Otobüs gelmek üzereydi. Elimizde valizlerle bekliyorduk. Benim iki valizim vardı. Biri kıyafetlerim biri ise kitaplarım için. "Kızım emin misin buraya gitmek istediğinden? Bak iki ay ayrı kalacağız."diyen babamdı. Beni çok özleyeceğini söyleyemiyordu anlayacağın. "Yanımda Nadia da var. Sorun değil benim için yani."diyip onlarla vedalaştım. Zaten otobüs gelmişti bizi almaya. Nadia'nın beni nasıl ikna ettiğini düşünürken fark ettim ki ben bu yaz kampını hiç araştırmamış nasıl bir yer olduğuna da hiç bakmamıştım. Umarım hapishane gibi bir yer değildir. "Aurora gelmiyor musum?" dedi Nadia otobüse binerken.
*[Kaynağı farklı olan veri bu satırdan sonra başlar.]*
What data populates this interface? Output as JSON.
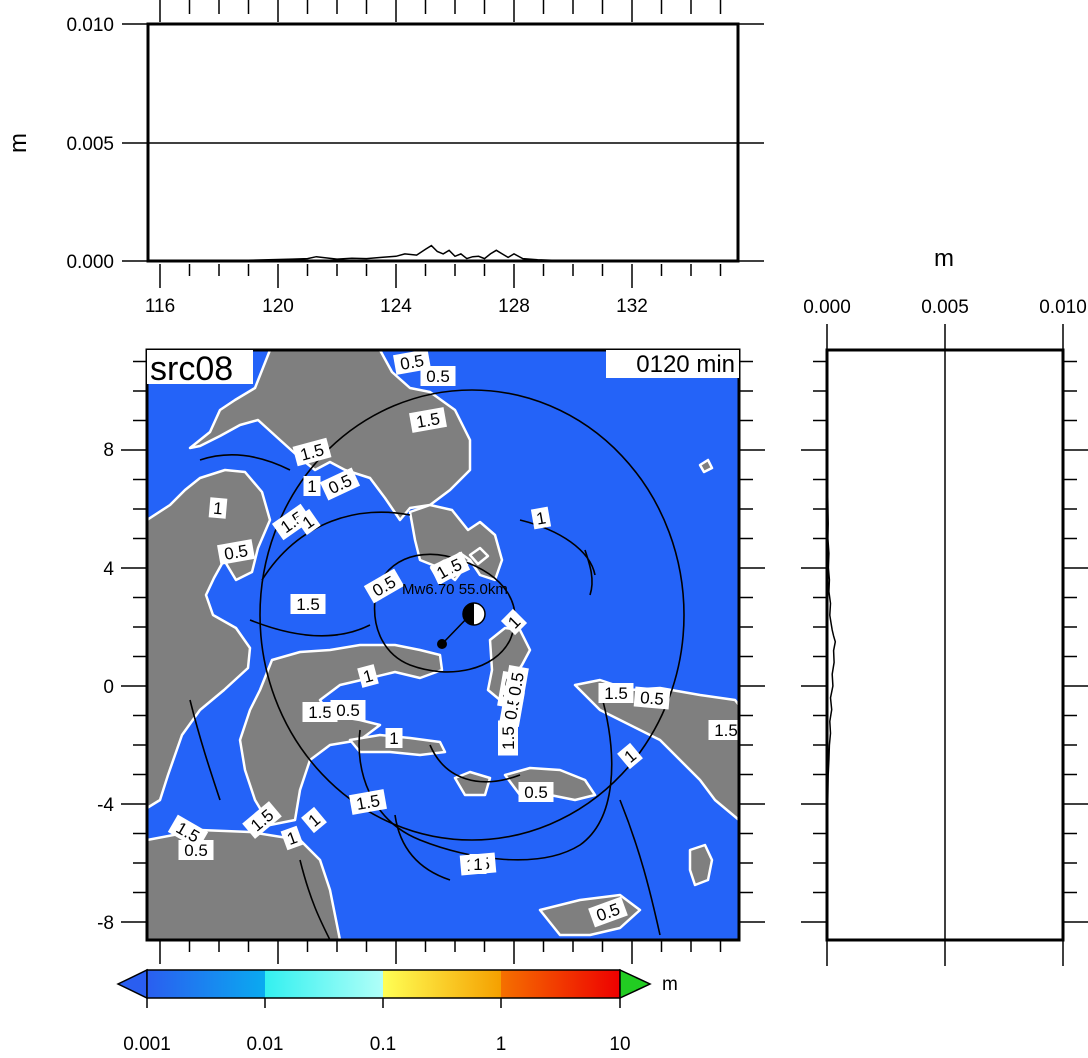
{
  "top_panel": {
    "unit": "m",
    "y_ticks": [
      "0.010",
      "0.005",
      "0.000"
    ],
    "x_ticks": [
      "116",
      "120",
      "124",
      "128",
      "132"
    ]
  },
  "side_panel": {
    "unit": "m",
    "x_ticks": [
      "0.000",
      "0.005",
      "0.010"
    ]
  },
  "map": {
    "source_label": "src08",
    "time_label": "0120 min",
    "y_ticks": [
      "8",
      "4",
      "0",
      "-4",
      "-8"
    ],
    "epicenter_label": "Mw6.70 55.0km",
    "contour_labels": [
      "0.5",
      "0.5",
      "1.5",
      "1.5",
      "1",
      "0.5",
      "1",
      "0.5",
      "1.5",
      "1",
      "1",
      "1.5",
      "0.5",
      "1.5",
      "1",
      "1",
      "1.5",
      "0.5",
      "1.5",
      "0.5",
      "1.5",
      "0.5",
      "1",
      "1.5",
      "1",
      "0.5",
      "1.5",
      "0.5",
      "1",
      "1.5",
      "1.5",
      "1",
      "1.5",
      "0.5",
      "1.5",
      "1",
      "0.5",
      "1"
    ],
    "colors": {
      "ocean": "#2463f8",
      "land": "#7f7f7f",
      "coast": "#ffffff",
      "contour": "#000000"
    }
  },
  "colorbar": {
    "unit": "m",
    "ticks": [
      "0.001",
      "0.01",
      "0.1",
      "1",
      "10"
    ],
    "colors": {
      "under": "#2a5ef0",
      "over": "#22cc22",
      "segments": [
        [
          "#2a5ef0",
          "#0aaaf0"
        ],
        [
          "#33f0f0",
          "#b0fff8"
        ],
        [
          "#ffff55",
          "#f5a000"
        ],
        [
          "#f57000",
          "#ee0000"
        ]
      ]
    }
  },
  "chart_data": [
    {
      "type": "line",
      "title": "",
      "xlabel": "",
      "ylabel": "m",
      "xlim": [
        115.4,
        135.4
      ],
      "ylim": [
        0,
        0.01
      ],
      "grid": "horizontal line at 0.005",
      "series": [
        {
          "x": [
            115.4,
            117,
            119,
            120.5,
            121,
            121.3,
            122,
            122.5,
            123,
            123.5,
            124,
            124.3,
            124.7,
            125,
            125.2,
            125.4,
            125.6,
            125.8,
            126,
            126.2,
            126.4,
            126.6,
            126.8,
            127,
            127.2,
            127.4,
            127.6,
            127.8,
            128,
            128.3,
            128.8,
            130,
            132,
            135.4
          ],
          "y": [
            0,
            0,
            3e-05,
            8e-05,
            0.0001,
            0.00018,
            8e-05,
            0.00012,
            0.0001,
            0.00015,
            0.0002,
            0.0003,
            0.00025,
            0.0005,
            0.00065,
            0.0004,
            0.0003,
            0.00045,
            0.0002,
            0.0003,
            0.0001,
            0.00018,
            0.0002,
            0.0001,
            0.0003,
            0.00045,
            0.0003,
            0.00015,
            0.0003,
            0.0001,
            5e-05,
            0,
            0,
            0
          ]
        }
      ]
    },
    {
      "type": "line",
      "title": "",
      "xlabel": "m",
      "ylabel": "",
      "xlim": [
        0,
        0.01
      ],
      "ylim": [
        -8.5,
        11.5
      ],
      "grid": "vertical line at 0.005",
      "series": [
        {
          "x": [
            0,
            0,
            3e-05,
            5e-05,
            4e-05,
            8e-05,
            6e-05,
            0.0001,
            8e-05,
            0.00015,
            0.00012,
            0.00018,
            0.00022,
            0.00028,
            0.00035,
            0.00028,
            0.0003,
            0.00022,
            0.00025,
            0.00015,
            0.0002,
            0.00012,
            0.00015,
            0.0001,
            8e-05,
            5e-05,
            3e-05,
            0,
            0
          ],
          "y": [
            11.5,
            7.2,
            6.5,
            5.5,
            5.0,
            4.5,
            4.0,
            3.6,
            3.2,
            2.8,
            2.4,
            2.1,
            1.9,
            1.7,
            1.5,
            1.2,
            0.8,
            0.4,
            0.0,
            -0.4,
            -0.8,
            -1.2,
            -1.6,
            -2.0,
            -2.5,
            -3.0,
            -4.0,
            -6.0,
            -8.5
          ]
        }
      ]
    }
  ]
}
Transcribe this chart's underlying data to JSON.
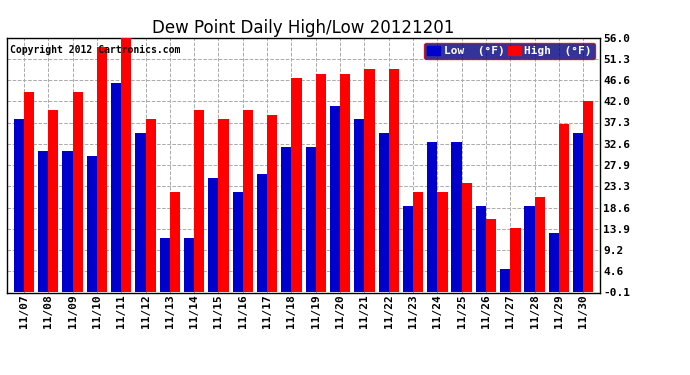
{
  "title": "Dew Point Daily High/Low 20121201",
  "copyright": "Copyright 2012 Cartronics.com",
  "legend_low": "Low  (°F)",
  "legend_high": "High  (°F)",
  "dates": [
    "11/07",
    "11/08",
    "11/09",
    "11/10",
    "11/11",
    "11/12",
    "11/13",
    "11/14",
    "11/15",
    "11/16",
    "11/17",
    "11/18",
    "11/19",
    "11/20",
    "11/21",
    "11/22",
    "11/23",
    "11/24",
    "11/25",
    "11/26",
    "11/27",
    "11/28",
    "11/29",
    "11/30"
  ],
  "high_values": [
    44,
    40,
    44,
    54,
    56,
    38,
    22,
    40,
    38,
    40,
    39,
    47,
    48,
    48,
    49,
    49,
    22,
    22,
    24,
    16,
    14,
    21,
    37,
    42
  ],
  "low_values": [
    38,
    31,
    31,
    30,
    46,
    35,
    12,
    12,
    25,
    22,
    26,
    32,
    32,
    41,
    38,
    35,
    19,
    33,
    33,
    19,
    5,
    19,
    13,
    35
  ],
  "ylim": [
    -0.1,
    56.0
  ],
  "yticks": [
    -0.1,
    4.6,
    9.2,
    13.9,
    18.6,
    23.3,
    27.9,
    32.6,
    37.3,
    42.0,
    46.6,
    51.3,
    56.0
  ],
  "ytick_labels": [
    "-0.1",
    "4.6",
    "9.2",
    "13.9",
    "18.6",
    "23.3",
    "27.9",
    "32.6",
    "37.3",
    "42.0",
    "46.6",
    "51.3",
    "56.0"
  ],
  "bar_width": 0.42,
  "high_color": "#FF0000",
  "low_color": "#0000CC",
  "bg_color": "#FFFFFF",
  "grid_color": "#AAAAAA",
  "title_fontsize": 12,
  "tick_fontsize": 8,
  "legend_fontsize": 8
}
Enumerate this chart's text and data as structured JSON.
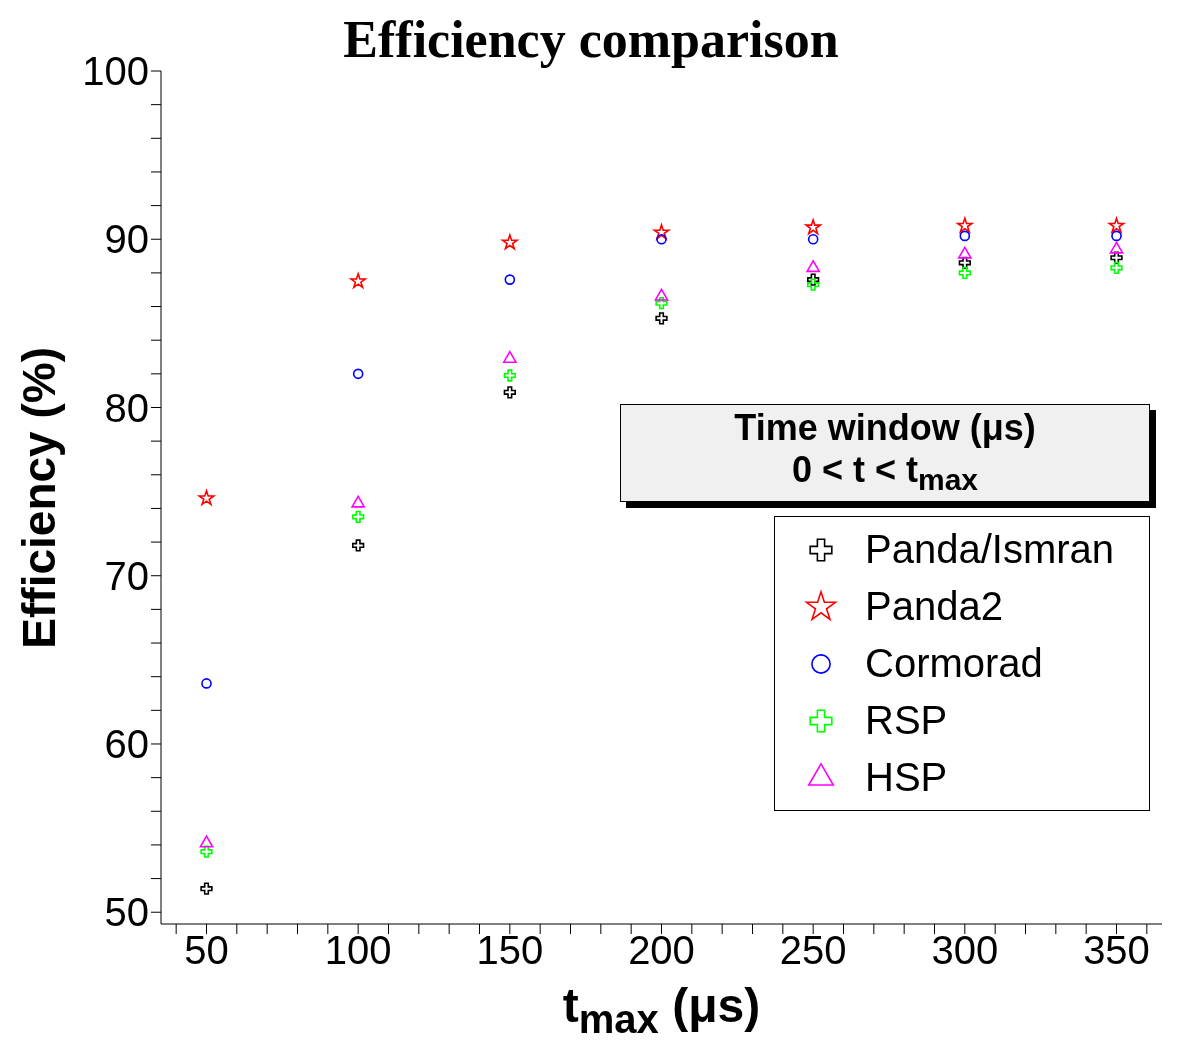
{
  "chart_data": {
    "type": "scatter",
    "title": "Efficiency comparison",
    "xlabel": "t$_{max}$ (μs)",
    "ylabel": "Efficiency (%)",
    "legend_title": "Time window (μs)",
    "annotations": [
      "0  < t < t$_{max}$"
    ],
    "legend": "right",
    "x": [
      50,
      100,
      150,
      200,
      250,
      300,
      350
    ],
    "xlim": [
      35,
      365
    ],
    "xticks": [
      {
        "value": 40,
        "label": null
      },
      50,
      {
        "value": 60,
        "label": null
      },
      {
        "value": 70,
        "label": null
      },
      {
        "value": 80,
        "label": null
      },
      {
        "value": 90,
        "label": null
      },
      100,
      {
        "value": 110,
        "label": null
      },
      {
        "value": 120,
        "label": null
      },
      {
        "value": 130,
        "label": null
      },
      {
        "value": 140,
        "label": null
      },
      150,
      {
        "value": 160,
        "label": null
      },
      {
        "value": 170,
        "label": null
      },
      {
        "value": 180,
        "label": null
      },
      {
        "value": 190,
        "label": null
      },
      200,
      {
        "value": 210,
        "label": null
      },
      {
        "value": 220,
        "label": null
      },
      {
        "value": 230,
        "label": null
      },
      {
        "value": 240,
        "label": null
      },
      250,
      {
        "value": 260,
        "label": null
      },
      {
        "value": 270,
        "label": null
      },
      {
        "value": 280,
        "label": null
      },
      {
        "value": 290,
        "label": null
      },
      300,
      {
        "value": 310,
        "label": null
      },
      {
        "value": 320,
        "label": null
      },
      {
        "value": 330,
        "label": null
      },
      {
        "value": 340,
        "label": null
      },
      350,
      {
        "value": 360,
        "label": null
      }
    ],
    "ylim": [
      49.3,
      100
    ],
    "yticks": [
      50,
      {
        "value": 52,
        "label": null
      },
      {
        "value": 54,
        "label": null
      },
      {
        "value": 56,
        "label": null
      },
      {
        "value": 58,
        "label": null
      },
      60,
      {
        "value": 62,
        "label": null
      },
      {
        "value": 64,
        "label": null
      },
      {
        "value": 66,
        "label": null
      },
      {
        "value": 68,
        "label": null
      },
      70,
      {
        "value": 72,
        "label": null
      },
      {
        "value": 74,
        "label": null
      },
      {
        "value": 76,
        "label": null
      },
      {
        "value": 78,
        "label": null
      },
      80,
      {
        "value": 82,
        "label": null
      },
      {
        "value": 84,
        "label": null
      },
      {
        "value": 86,
        "label": null
      },
      {
        "value": 88,
        "label": null
      },
      90,
      {
        "value": 92,
        "label": null
      },
      {
        "value": 94,
        "label": null
      },
      {
        "value": 96,
        "label": null
      },
      {
        "value": 98,
        "label": null
      },
      100
    ],
    "series": [
      {
        "name": "Panda/Ismran",
        "color": "#000000",
        "marker": "cross",
        "values": [
          51.4,
          71.8,
          80.9,
          85.3,
          87.6,
          88.6,
          88.9
        ]
      },
      {
        "name": "Panda2",
        "color": "#ff0000",
        "marker": "star",
        "values": [
          74.6,
          87.5,
          89.8,
          90.4,
          90.7,
          90.8,
          90.8
        ]
      },
      {
        "name": "Cormorad",
        "color": "#0000ff",
        "marker": "circle",
        "values": [
          63.6,
          82.0,
          87.6,
          90.0,
          90.0,
          90.2,
          90.2
        ]
      },
      {
        "name": "RSP",
        "color": "#00ff00",
        "marker": "cross",
        "values": [
          53.6,
          73.5,
          81.9,
          86.2,
          87.3,
          88.0,
          88.3
        ]
      },
      {
        "name": "HSP",
        "color": "#ff00ff",
        "marker": "triangle",
        "values": [
          54.1,
          74.3,
          82.9,
          86.6,
          88.3,
          89.1,
          89.4
        ]
      }
    ]
  }
}
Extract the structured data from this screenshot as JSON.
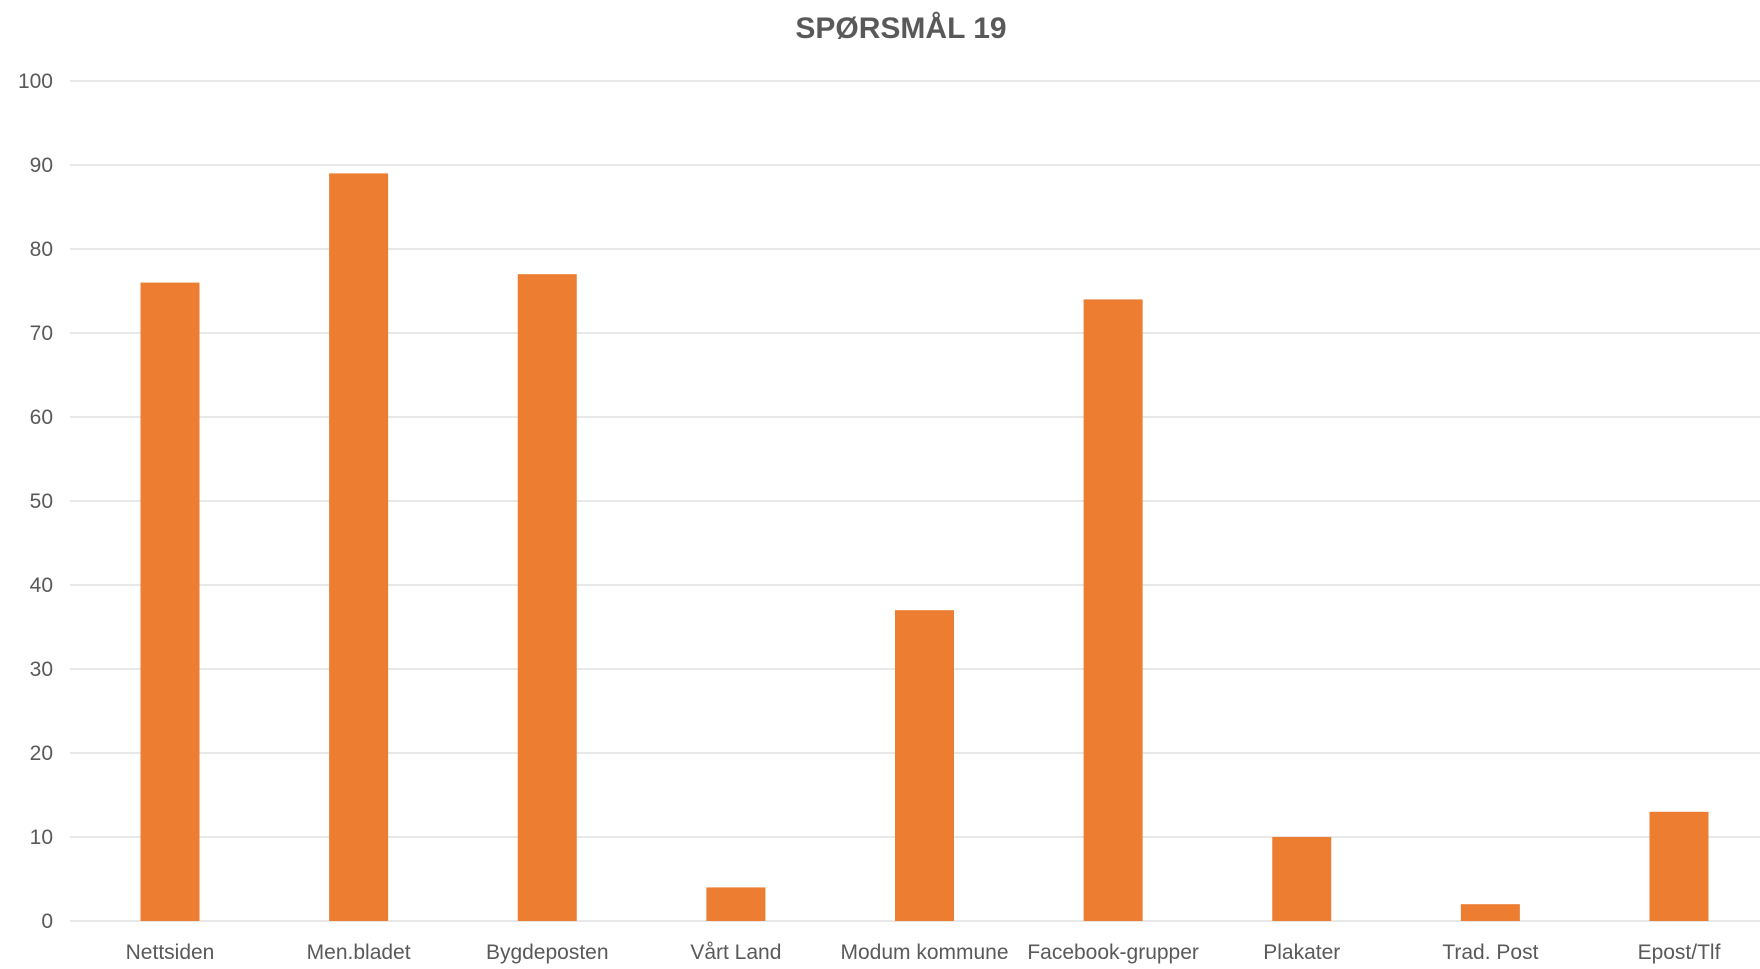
{
  "chart_data": {
    "type": "bar",
    "title": "SPØRSMÅL 19",
    "xlabel": "",
    "ylabel": "",
    "categories": [
      "Nettsiden",
      "Men.bladet",
      "Bygdeposten",
      "Vårt Land",
      "Modum kommune",
      "Facebook-grupper",
      "Plakater",
      "Trad. Post",
      "Epost/Tlf"
    ],
    "values": [
      76,
      89,
      77,
      4,
      37,
      74,
      10,
      2,
      13
    ],
    "ylim": [
      0,
      100
    ],
    "yticks": [
      0,
      10,
      20,
      30,
      40,
      50,
      60,
      70,
      80,
      90,
      100
    ],
    "grid": true,
    "legend": "none",
    "colors": {
      "bar": "#ED7D31",
      "grid": "#D9D9D9",
      "title": "#595959",
      "tick_label": "#595959"
    }
  }
}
Kafamı sallayıp otobüse bindim. Görevli bu yolculuğun iki saat süreceğini bir kez mola vereceğimizi söyledi. Nadia ile yan yana oturamamıştık. Yer yok denecek kadar azdı hatta. Ben, siyah saçlarının uçları yeşil ve mavi olan her yeri halkalar ve dövmelerle dolu olan bir çocuğun yanına oturdum. Nadia ise küçük bir çocuk gibi giyinmiş bir kızın yanına. Yanına otururken selam verdim ama adını hala bilmediğim çocuk hiç oralı bile olmadı. Yolculuk boyunca konuşmayı denedim ama bu çocuk benden bile garipti doğrusu. Henüz kampa varmamıştık fakat uykum geldiği için koltukta uyuyakalmışım. "Kafanı artık omzumdan çeksen ve kalksan da otobüsten insek diyorum."işte bu cümle onun ilk cümlesiydi ve bana kızıyordu. Bu cümle ardından uyanıp kafamı omzundan kaldırdım. Hemen ayağa kalkıp geçmesine izin verdim. "Sonunda!" diyerek hızla çıktı. Ardından ben de çıktım. Kocaman, otel gibi fakat biraz daha eski duran iki binanın yanına geldik. Ve ormanın ortasındayız. Görevli, binanın birinin yatakhane diğerinin alt katının yemekhane üstünün öğretmenler için yatakhane olduğunu söyledi. Banyoların ve tuvaletlerin yatakhanenin içinde olduğunu fakat dışarıda da tuvaletlerin olduğunu söyledi. Kapısı pembe olan odalar kızların mavi olanlar ise erkeklerin odasıymış. Kampın kuralları yatakhane girişinde yazılı olarak varmış. Cidden görevli bile burayı anlatırken sıkılmış gibi anlatıyordu. Benim ne işim var burda. Hem neden hiç araştırmadıysam burayı. Az sonra herkes yerleşmek için bir oda seçti. Bu sefer Nadia ile aynı odadaydık. Odalarda banyo ya da tuvalet yoktu. Sanırım ortak kullanılacak. Burayı Nadia'nın ailesi nasıl uygun gördü bilmiyorum ama böyle bir yer olacağını bilmediklerine eminim.
Her şeyi yerleştirdikten sonra akşam yemeği vakti gelmişti. Yemek düşündüğümün aksine güzeldi. Yarın dersler başlayacaktı. Başlayacak da...nerede? Bize herhangi bir eğitim görülecek yer göstermediler. "Hey, ben çok üzgünüm. Seni böyle bir yere getirmemeliydim."dedi Nadia kafası önündeki tabağa eğikken. "Sorun değil. Eminin iyi bir, yaz kampı olacak." diyip masadan kalktım. Odamıza geçip biraz kitap okudum. Az sonra da uyumuşum.